Он очень красиво говорил, какой школой для него стала реанимация, что если раньше он не имел представления, каким врачом ему становиться, то теперь-то он точно знает, что хочет быть только реаниматологом и больше никем. Он поблагодарил всех сотрудников, перечислив их по именам, попросил прощения за то, что не всегда был расторопен и умел, но до конца жизни будет помнить эту науку и людей, здесь работающих, и в своем родном Тбилиси он постарается не уронить высокое звание врача, ведь окончание института уже не за горами.

А потом он вдруг запел. И это было так неожиданно, так красиво, так мощно, что все просто рты открыли. Никто и не подозревал, какой у Дато потрясающий голос.

Тбилисо, мзис да вардебис мхарео!

Так пел Дато — и казалось, что мы сидим не в нашей ординаторской, а где-то на склоне горы, на дощатой террасе, увитой виноградом, внизу, в ущелье, бежит, извиваясь, Кура, а высоко в небе парит орел. И будто сам Дато не в своем видавшем виды халате и с фаянсовой кружкой в руке, а в белой бурке с рогом, полным лучшего кахетинского — так преобразила его эта песня. И я моментально забыл, какой Дато лодырь и балбес, настолько его голос трогал какие-то самые потаенные струны души.

Сад арис схваган ахали варази,
Сад арис чагара мтатцминда!

Когда он закончил, всех как прорвало. Начали кричать «Браво!», «Молодец!», «С ума сойти», «Что же ты раньше-то не пел!», хлопали, лезли к Дато чокаться и обниматься. А он так растрогался, что даже заплакал. Потом все малость успокоились, вытерли слезы, выпили, закусили, произнесли ответные слова, Дато снова запел. И опять случилось то, о чем нельзя рассказать словами. А уже ближе к ночи мы отправили его домой, хотя он порывался остаться до утра, чтобы хоть немного поработать.

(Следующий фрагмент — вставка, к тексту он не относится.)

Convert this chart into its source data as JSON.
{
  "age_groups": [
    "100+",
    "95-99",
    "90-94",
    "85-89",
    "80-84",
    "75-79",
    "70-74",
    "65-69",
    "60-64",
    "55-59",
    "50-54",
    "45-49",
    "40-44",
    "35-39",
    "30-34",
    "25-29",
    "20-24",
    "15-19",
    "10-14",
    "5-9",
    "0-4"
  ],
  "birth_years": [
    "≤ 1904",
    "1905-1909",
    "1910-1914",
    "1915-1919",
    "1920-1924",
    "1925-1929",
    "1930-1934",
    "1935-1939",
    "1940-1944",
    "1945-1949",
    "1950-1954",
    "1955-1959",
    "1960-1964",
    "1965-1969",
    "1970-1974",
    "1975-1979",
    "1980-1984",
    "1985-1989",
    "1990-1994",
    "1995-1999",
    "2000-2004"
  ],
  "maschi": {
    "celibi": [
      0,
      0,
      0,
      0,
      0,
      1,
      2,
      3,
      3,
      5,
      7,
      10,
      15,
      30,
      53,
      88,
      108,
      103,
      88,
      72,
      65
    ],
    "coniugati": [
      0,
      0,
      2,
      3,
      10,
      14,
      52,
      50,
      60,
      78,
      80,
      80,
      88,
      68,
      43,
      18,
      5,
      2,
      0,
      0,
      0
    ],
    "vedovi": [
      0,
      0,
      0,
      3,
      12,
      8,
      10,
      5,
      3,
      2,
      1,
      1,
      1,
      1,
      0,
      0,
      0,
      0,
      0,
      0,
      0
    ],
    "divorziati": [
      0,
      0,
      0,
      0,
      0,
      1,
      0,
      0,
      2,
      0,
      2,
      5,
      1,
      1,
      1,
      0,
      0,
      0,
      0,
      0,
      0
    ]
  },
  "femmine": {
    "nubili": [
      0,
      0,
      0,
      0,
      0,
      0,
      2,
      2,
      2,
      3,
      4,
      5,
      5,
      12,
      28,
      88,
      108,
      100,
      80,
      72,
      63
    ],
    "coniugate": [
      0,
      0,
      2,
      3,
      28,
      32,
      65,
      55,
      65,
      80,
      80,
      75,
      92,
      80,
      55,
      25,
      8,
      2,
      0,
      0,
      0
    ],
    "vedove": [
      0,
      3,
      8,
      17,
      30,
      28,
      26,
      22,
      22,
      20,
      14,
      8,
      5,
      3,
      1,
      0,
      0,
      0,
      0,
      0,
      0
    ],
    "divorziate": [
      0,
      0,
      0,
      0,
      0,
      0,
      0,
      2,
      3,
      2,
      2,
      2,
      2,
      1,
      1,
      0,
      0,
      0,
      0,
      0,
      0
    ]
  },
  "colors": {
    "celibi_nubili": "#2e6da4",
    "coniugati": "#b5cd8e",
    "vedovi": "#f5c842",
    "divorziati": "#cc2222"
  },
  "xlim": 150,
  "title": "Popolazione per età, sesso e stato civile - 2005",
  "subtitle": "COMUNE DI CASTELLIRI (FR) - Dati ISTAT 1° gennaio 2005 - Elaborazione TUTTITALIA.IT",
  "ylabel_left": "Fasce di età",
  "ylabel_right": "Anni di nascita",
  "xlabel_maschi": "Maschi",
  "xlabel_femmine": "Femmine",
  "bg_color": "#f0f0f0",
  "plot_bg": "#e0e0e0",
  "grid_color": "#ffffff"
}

Какая работа, генацвале! Домой ехать надо, отдыхать надо! Ну прощай! Прощай, Дато, не поминай лихом.

С тех пор много всего произошло, да и лет минуло немало. Не знаю, стал ли Дато реаниматологом. Надеюсь, что все-таки нет. Если бы я его встретил, то сказал: «Не надо тебе работать доктором, дорогой. У тебя есть кое-что другое, ты можешь людям радость нести, и вот это не вздумай бросать».